As I stated in my blog yesterday, my public duty is calling as I have been selected for jury duty.(Don't you envy me?) This will require me to do things a little different with my blog. Instead of waiting until economic data is released to post, I will be forced to post the blog before the data sets. I will recap the prior day's data, and let you know what other reports are due out and how they may affect the markets. I highly encourage you to read the MBS Commentary blog throughout the day for updates. Matt and Adam will keep you updated on what is happening in the markets and how it relates to mortgage rates.
Mortgage backed securities(MBS) had a strong day yesterday improving in price by .50 basis points. As MBS improve in price, lenders can offer more attractive mortgage rates. Helping to spark the rally was a global sell off in equities. Stock markets around the world sold off resulting in the flow of money leaving equities and moving into the fixed income markets(MBS and treasuries). By days end, the par 30 year fixed rate mortgage had fallen to 5.125% for the best qualified consumers. Matt and Adam tell me that technical indicators are pointing to a supportive week for MBS, but we must remain defensive. If you can recall, on "Black Wednesday"(5/27) mortgage rates increased by 1/2 percent in one day!
Helping to spark the rally was a worse than expected reading on the Empire State Manufacturing survey. This survey of approximately 175 manufacturing executives from across New York gives investors a gauge into the strength of manufacturing. The stock market prefers a strong rapidly growing manufacturing base which leads to higher profits while the MBS market prefers slower growth which results in less inflationary pressures. After a strong improvement with last month's survey(-14.7 to -4.6), economists were expecting continued improvement with a reading of -2.0. The actual survey came in considerably worse than expectations at -9.4!! Once this report was released at 8:30am est, the rally in MBS started to pick up momentum. Check out this GRAPH that Matt posted and you can see how the rally began following this data(time is on bottom axis and MBS price is on verticle axis). Granted, the global selloff in equites had already begun, so odds were on our side for a postive day for MBS but sure looks like this data helped things along.
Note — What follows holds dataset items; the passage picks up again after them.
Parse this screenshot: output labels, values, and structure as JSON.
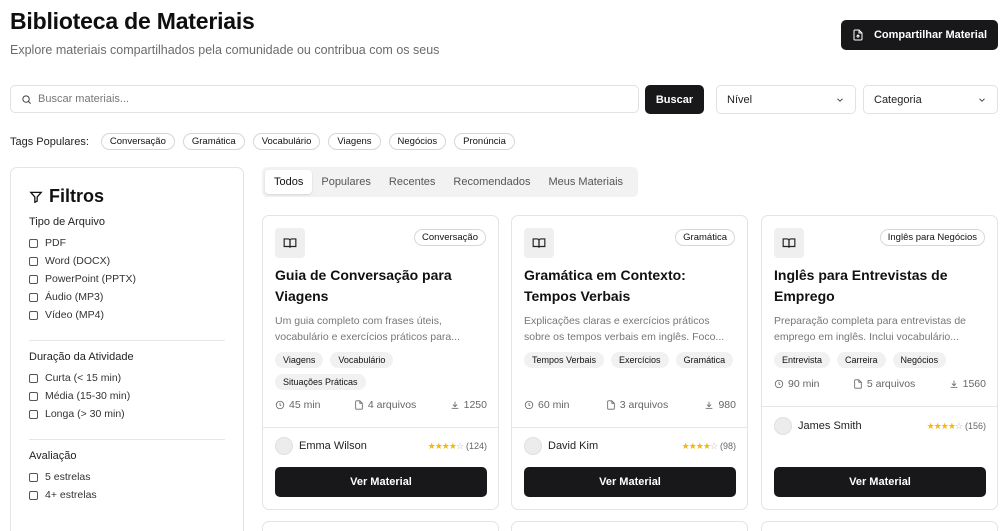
{
  "header": {
    "title": "Biblioteca de Materiais",
    "subtitle": "Explore materiais compartilhados pela comunidade ou contribua com os seus",
    "share_label": "Compartilhar Material"
  },
  "search": {
    "placeholder": "Buscar materiais...",
    "button_label": "Buscar",
    "level_select": "Nível",
    "category_select": "Categoria"
  },
  "popular_tags": {
    "label": "Tags Populares:",
    "items": [
      "Conversação",
      "Gramática",
      "Vocabulário",
      "Viagens",
      "Negócios",
      "Pronúncia"
    ]
  },
  "filters": {
    "title": "Filtros",
    "groups": [
      {
        "title": "Tipo de Arquivo",
        "options": [
          "PDF",
          "Word (DOCX)",
          "PowerPoint (PPTX)",
          "Áudio (MP3)",
          "Vídeo (MP4)"
        ]
      },
      {
        "title": "Duração da Atividade",
        "options": [
          "Curta (< 15 min)",
          "Média (15-30 min)",
          "Longa (> 30 min)"
        ]
      },
      {
        "title": "Avaliação",
        "options": [
          "5 estrelas",
          "4+ estrelas"
        ]
      }
    ]
  },
  "tabs": [
    "Todos",
    "Populares",
    "Recentes",
    "Recomendados",
    "Meus Materiais"
  ],
  "active_tab": "Todos",
  "materials": [
    {
      "category": "Conversação",
      "title": "Guia de Conversação para Viagens",
      "description": "Um guia completo com frases úteis, vocabulário e exercícios práticos para...",
      "tags": [
        "Viagens",
        "Vocabulário",
        "Situações Práticas"
      ],
      "duration": "45 min",
      "files": "4 arquivos",
      "downloads": "1250",
      "author": "Emma Wilson",
      "rating": 4,
      "reviews": "(124)",
      "button": "Ver Material"
    },
    {
      "category": "Gramática",
      "title": "Gramática em Contexto: Tempos Verbais",
      "description": "Explicações claras e exercícios práticos sobre os tempos verbais em inglês. Foco...",
      "tags": [
        "Tempos Verbais",
        "Exercícios",
        "Gramática"
      ],
      "duration": "60 min",
      "files": "3 arquivos",
      "downloads": "980",
      "author": "David Kim",
      "rating": 4,
      "reviews": "(98)",
      "button": "Ver Material"
    },
    {
      "category": "Inglês para Negócios",
      "title": "Inglês para Entrevistas de Emprego",
      "description": "Preparação completa para entrevistas de emprego em inglês. Inclui vocabulário...",
      "tags": [
        "Entrevista",
        "Carreira",
        "Negócios"
      ],
      "duration": "90 min",
      "files": "5 arquivos",
      "downloads": "1560",
      "author": "James Smith",
      "rating": 4,
      "reviews": "(156)",
      "button": "Ver Material"
    }
  ],
  "colors": {
    "primary": "#18181b",
    "star": "#f2b90c",
    "muted_text": "#777777"
  }
}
Today, the economic data picks up with Producer Price Index(PPI), Housing starts and Industrial Production. You can read my blog from yesterday by scrolling down or CLICK HERE for an explanation of each of these data sets and their potential impact on mortgage rates.
Hot off the presses this morning is the release of housing starts. Last month's report showed that construction of new homes fell 12.8% to an annualized pace of 458,000 which is the lowest pace since 1959! To put this number into perspective, in January of 2006 the annualized pace was over 2 million units per year! Economists are expecting this report to show new home starts increasing to an annualized pace of 500,000. The report has shown a sharp increase in housing starts of 17.2% to an annualized pace of 532,000. This is positive for stocks and somewhat negative for MBS.
Also out this morning is the Producer Price Index(PPI) which measures inflation on the producer level. Since inflation is the mortal enemy to mortgage rates, any hint of inflation can cause MBS to sell off increasing consumer borrowing costs. This report gives 2 readings, the headline and the core. The core reading strips out food and energy due to their volatility. Expectations call for the headline PPI to come in at a month over month increase of 0.7% following last month's 0.3% increase. The expected increase can be attributed to increasing oil prices. The core reading is expected to show an increase in producer prices of 0.1% matching last month's reading. The release has shown that both the overall and core reading are lower than expected at a 0.2% increase for the overall and a -0.1% decline for the core rate. This is positive for MBS.
Lenders did not pass along all the improvements from yesterday. Today, the most aggressive lenders should be offering 5.125% to 5.375% as the par 30 year fixed mortgage rate for the best qualified consumers. In order to qualify, you must have a FICO credit score 740 or higher, a loan to value of 80% or less and pay all closing costs including one point loan origination/discount/broker fee. As always, you can elect to pay less in fees and accept a higher interest rate. This option is best suited for a homeowner not planning on keeping their home for more than 3 years.